Vivek Chachra, country manager, India, Harvard Business Publishing told Business World
that his company recently conducted a global research to identify trends and traits shared by successful leadership development initiatives in industry and uncover best practices.
The research, conducted on 700 individuals from companies around the world, was “uniquely directed” to reveal perceptions about management and leadership development by end users, such as business line managers.
In total, 56% of these individuals were business line managers and the remaining 44% were L&D managers. Furthermore, the survey showed that 90% of end-users had recently attended a leadership development course.

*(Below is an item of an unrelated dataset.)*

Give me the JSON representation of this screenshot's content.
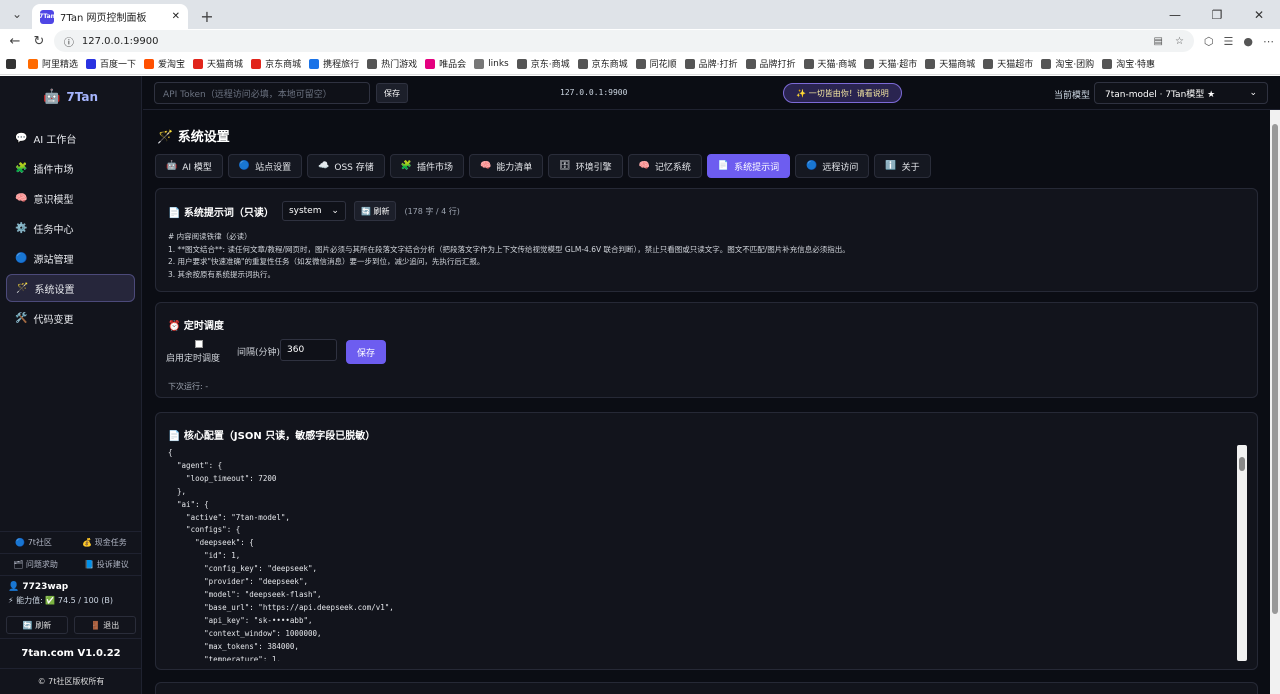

Chachra said that while there is real, measurable value to being a best-in-class leadership development organisation, few organisations believe they are running best-in-class leadership skill development programs.
“In general, leadership development initiatives are nearly omnipresent in today’s organisations, a trend that has evolved very rapidly. Most survey respondents said their organisations invested in leadership skill development: 90% have some programs in place and two-thirds have regular, structured initiatives,” Chachra said.
He added that these programs demonstrated real impact indicated by key highlights – the best in class are 94% more likely to report an impact on financial success; 70% more likely to report an impact on competitive position; 96% more likely to make L&D a strategic priority.
However, he cautioned that there is a clear, demonstrated gap between L&D and the business line on how they perceive program relevance and effectiveness.
“The research findings show that only 19% of business managers strongly agree that their programs have a high relevance to the real issues facing their organisations,” he said.
“In the case of L&D professionals, however, 110% are more likely to say that leadership development programs have a high degree of relevance to issues facing the business.”
All in all, Chachra suggests that the business line is not fully convinced that programs provide opportunities that align with the business and lead to a more effective workforce.
“These findings don’t surprise us, and I’m sure many of them don’t surprise you, either,” he said.
“While it’s easy to read this report as ‘gloom and doom’ – that L&D teams are consistently being overlooked, or not doing a great job responding to the needs of the business, there is a big silver lining here: leadership development programs, when they work, absolutely have an impact on business success.”
In this way, it’s a two-way street, Chachra said.
“Most organisations still don’t fully commit to leadership development’s role as a strategic need, one that provides true value to the bottom line. It is critical that business leaders realise that leadership development can be the lynchpin that connects strategy to success – given a chance,” he explains.
“Similarly, L&D should embrace more innovative technologies, do more to align with the needs of the business, adapt to the changing workforce, and lastly, develop more effective ways to measure program impact in their own organisations.”